Any sensible person should see that this whole conniption that the ANTIFA communists are throwing are just doing it to start a bunch of senseless shit over...and they are accomplishing it.


It is not about Confederate ANYTHING with these clowns. They just want to cause a riot.
 
Meanwhile, Charles Barkley:


http://insider.foxnews.com/2017/08/...ent-thought-day-their-lives-about-confederate

("I haven't thought a day in my life about those statues...")

This is exactly what I mean. This is pure BULLSHIT, and all the ANTIFA/hippy/communist/liberals damn well know it.

Charles Barckley = Uncle Tom : He's one these blacks who like to defend white privilege. His opinion is shared by about 1% of blacks in America but Fox loves to push the idea that he's a moderate black and that those who don't agree with him are radicals.
 
Charles Barckley = Uncle Tom : He's one these blacks who like to defend white privilege. His opinion is shared by about 1% of blacks in America but Fox loves to push the idea that he's a moderate black and that those who don't agree with him are radicals.

LMAO...Charles is an uncle tom? You don't have a clue what you're talking about. If you means he fucks white women, you are right.

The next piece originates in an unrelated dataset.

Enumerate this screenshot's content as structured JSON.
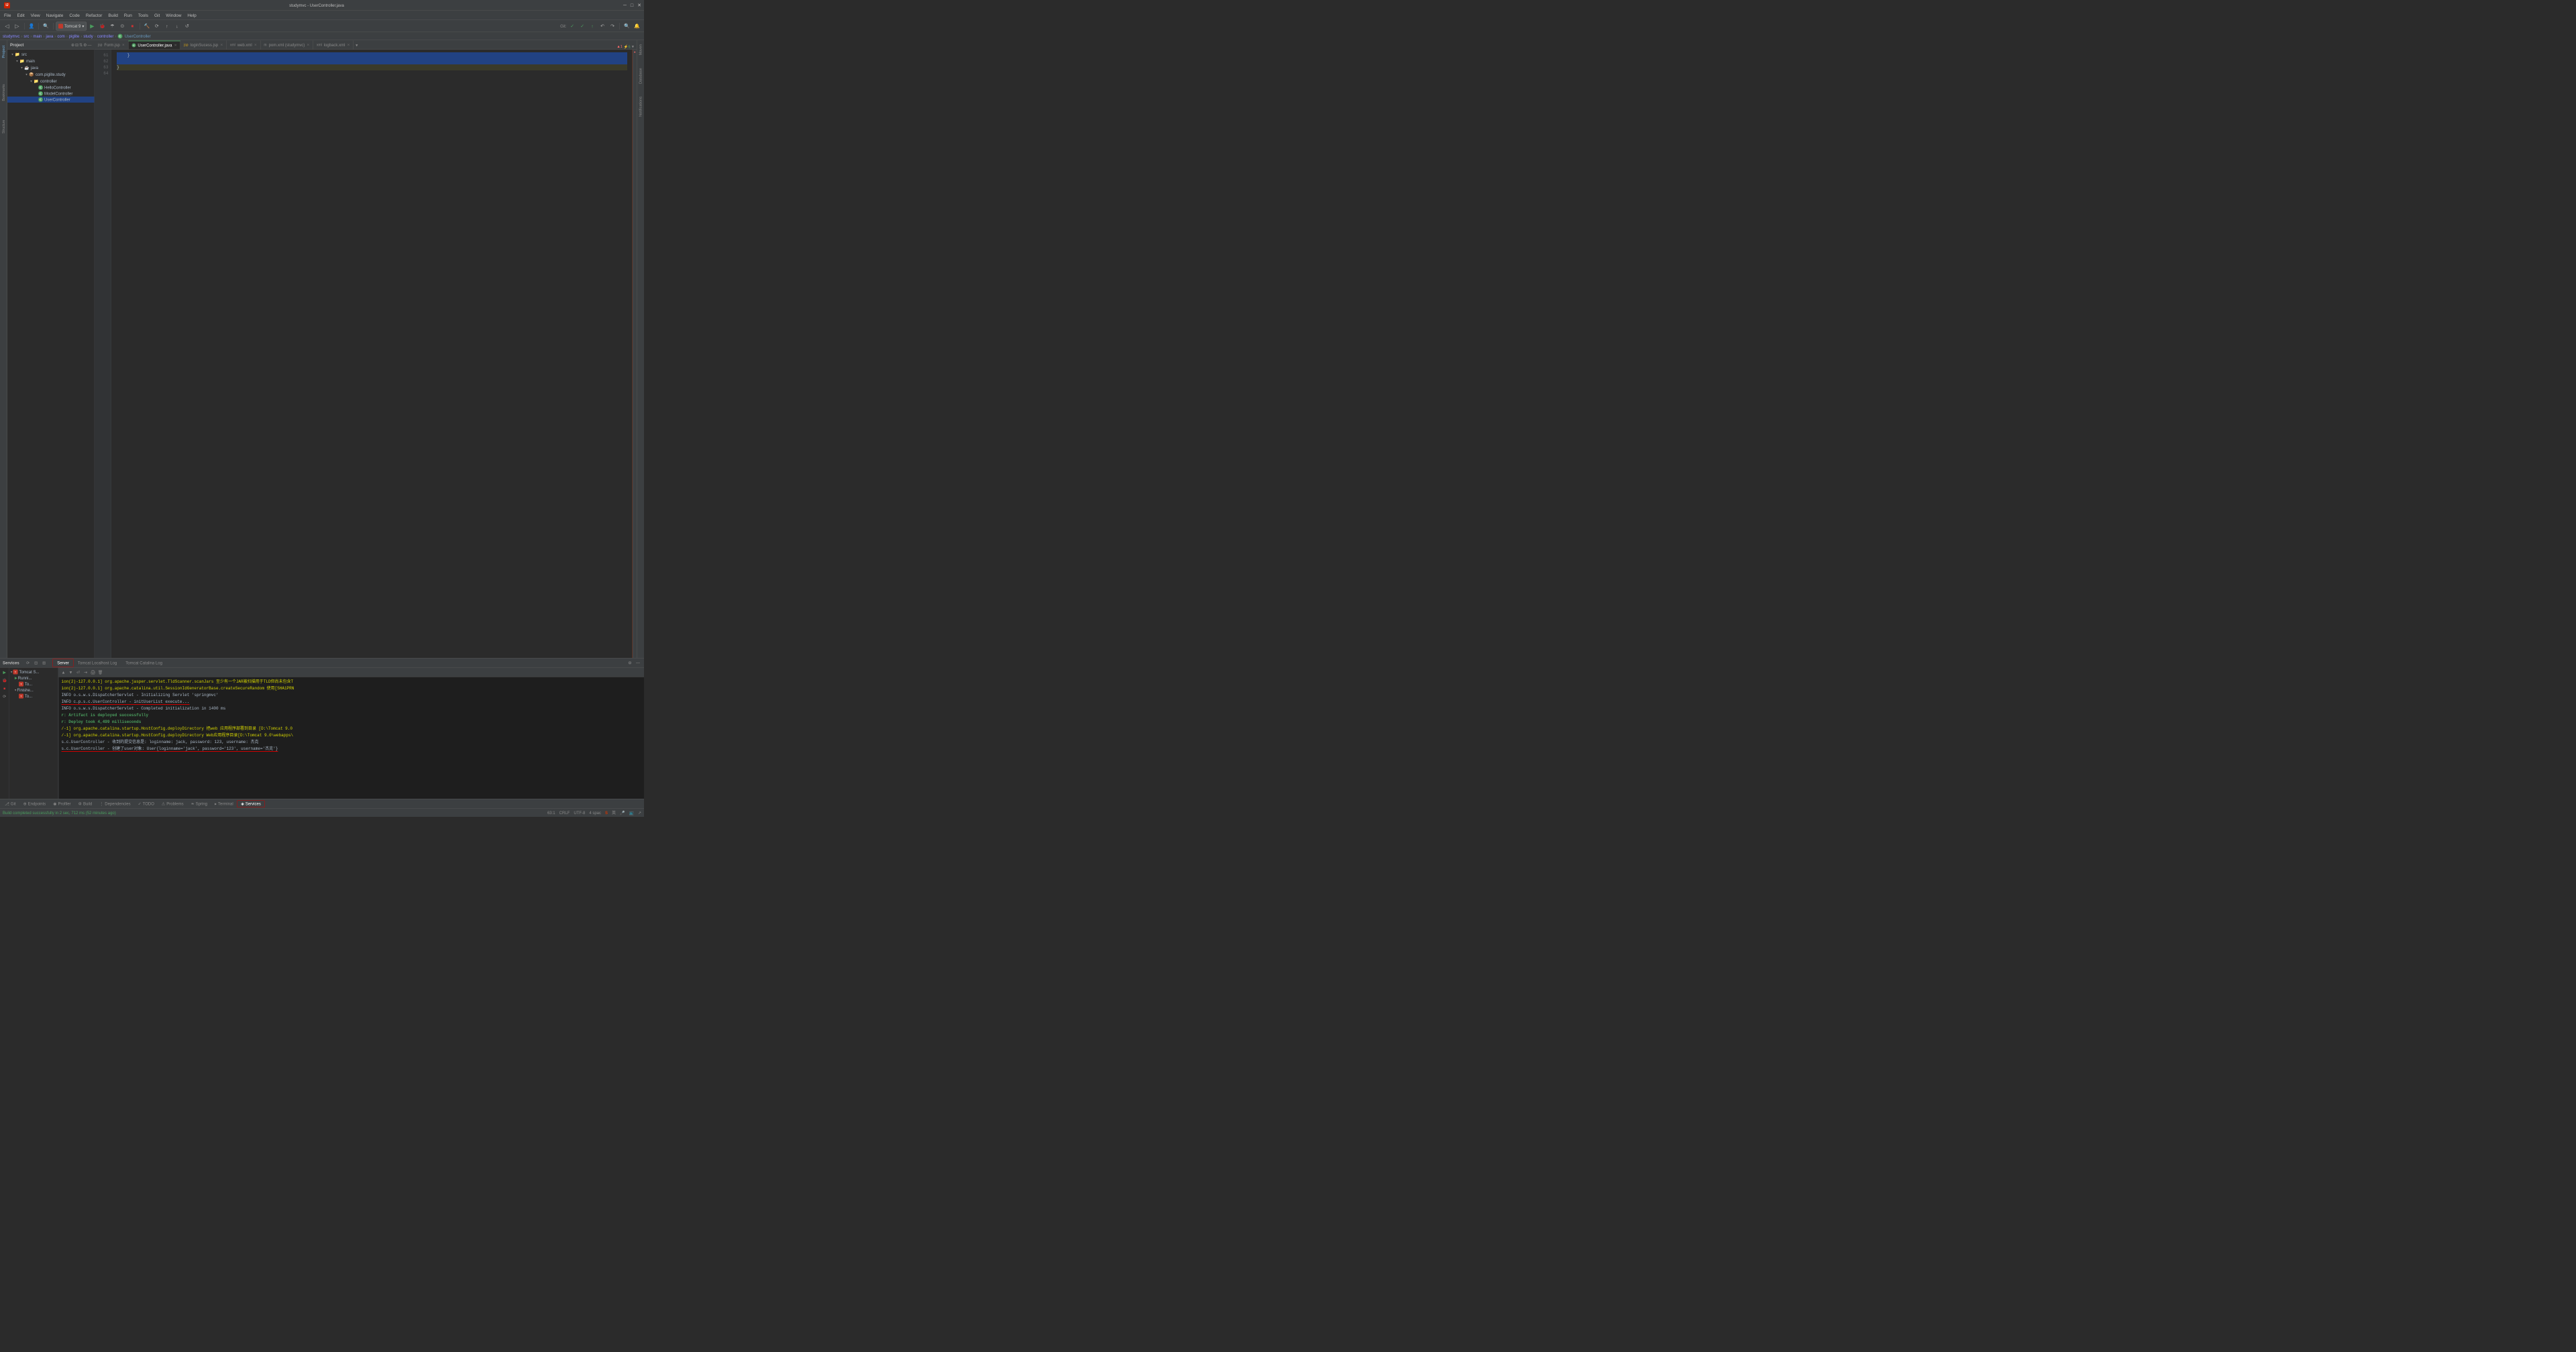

Aside from that, he's a lefty no doubt.

http://www.msnbc.com/msnbc/charles-barkley-takes-stand-against-anti-gay-bill-north-carolina
 
I mean he's a black folk who choosed to fight to keep white privilege.
 
In an Aug. 5, 1869, response to an invite to a sit-down to plan granite statues to memorialize one of the war’s bloodiest battles, Robert E. Lee panned the whole idea and told the group he wouldn’t even show up.

“My engagements will not permit me to be present, & I believe if there I could not add anything material to the information existing on the subject,” wrote Lee, a Virginian.

“I think it wiser moreover not to keep open the sores of war, but to follow the examples of those nations who endeavored to obliterate the marks of civil strife & to commit to oblivion the feelings it engendered.”